Bio

I am an Assistant Professor in the School of Interactive Computing in the College of Computing at the Georgia Institute of Technology. At Georgia Tech I lead the Culture and Technology Lab (CAT Lab), where we study how culture impacts the use and production of technology with a focus on learning applications, computer science education and designing new technologies with culture as a point of convergence.

In 2012 I received a PhD from Georgia Tech in Human Centered Computing. My dissertation work was based on the design and deployment of the Glitch Game Testers, a program that leveraged young urban African American males passion for playing video games into an interest in studying computing. Over 60% of the young men who participated in the program went on to pursue college or additional training after high school in computer science, information technology or digital media.

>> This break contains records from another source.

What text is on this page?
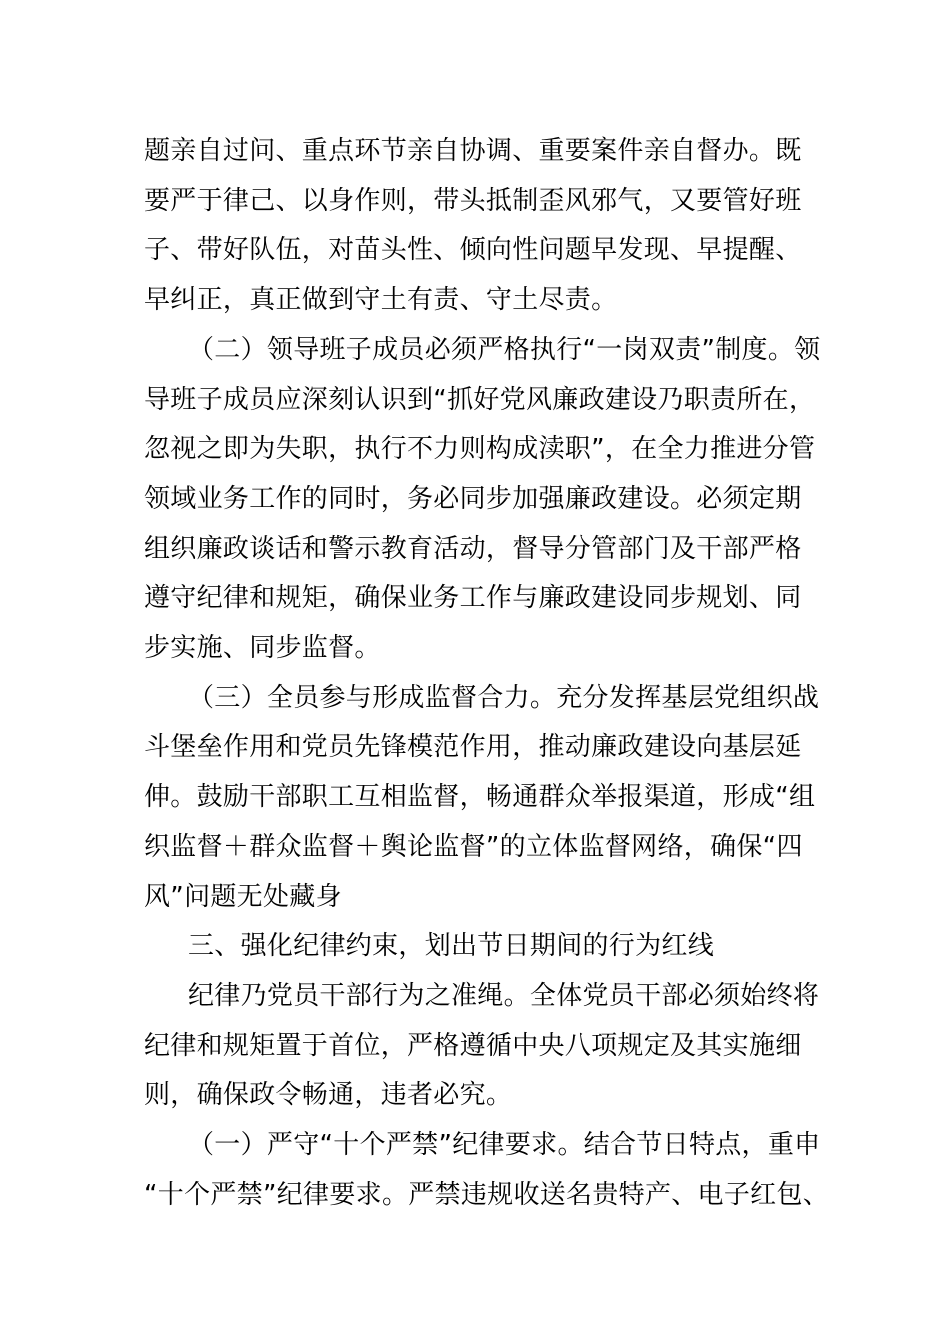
题亲自过问、重点环节亲自协调、重要案件亲自督办。既
要严于律己、以身作则，带头抵制歪风邪气，又要管好班
子、带好队伍，对苗头性、倾向性问题早发现、早提醒、
早纠正，真正做到守土有责、守土尽责。
（二）领导班子成员必须严格执行“一岗双责”制度。领
导班子成员应深刻认识到“抓好党风廉政建设乃职责所在，
忽视之即为失职，执行不力则构成渎职”，在全力推进分管
领域业务工作的同时，务必同步加强廉政建设。必须定期
组织廉政谈话和警示教育活动，督导分管部门及干部严格
遵守纪律和规矩，确保业务工作与廉政建设同步规划、同
步实施、同步监督。
（三）全员参与形成监督合力。充分发挥基层党组织战
斗堡垒作用和党员先锋模范作用，推动廉政建设向基层延
伸。鼓励干部职工互相监督，畅通群众举报渠道，形成“组
织监督＋群众监督＋舆论监督”的立体监督网络，确保“四
风”问题无处藏身
三、强化纪律约束，划出节日期间的行为红线
纪律乃党员干部行为之准绳。全体党员干部必须始终将
纪律和规矩置于首位，严格遵循中央八项规定及其实施细
则，确保政令畅通，违者必究。
（一）严守“十个严禁”纪律要求。结合节日特点，重申
“十个严禁”纪律要求。严禁违规收送名贵特产、电子红包、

Before to coming to Georgia Tech I was a research scientist at the University of Pittsburgh Learning Research and Development Center in the UPCLOSE Lab. While at UPCLOSE I lead the development of the Click! Urban Adventure Game, a mixed-reality role playing game that sought to increase middle school females interest in science and technology through developing peer relationships that encouraged science and technology talk.

In addition to my research I work as an installation and performance artist, using technology, ceramics, food, and other mediums to encourage participation in art venues. This work has begun to be integrated into my research. For example, the Kitchen Lab project at the Walker Art Center explores theories around museum learning that focus on participation and communities of practice in the museum.

I study specific groups use of technology and try to situate their technology use in relationship to their cultural values. In studying young African American males use of games I found they were less likely to hack or modify games than young men who went into computer science. This was based upon a high value on sports and sportsmanship that lead them to play the games as the designers intended, instead of exploring the boundaries of the computation. This approach continually challenges my assumptions about designing a new technology or intervention based upon the different value systems that people bring to technology.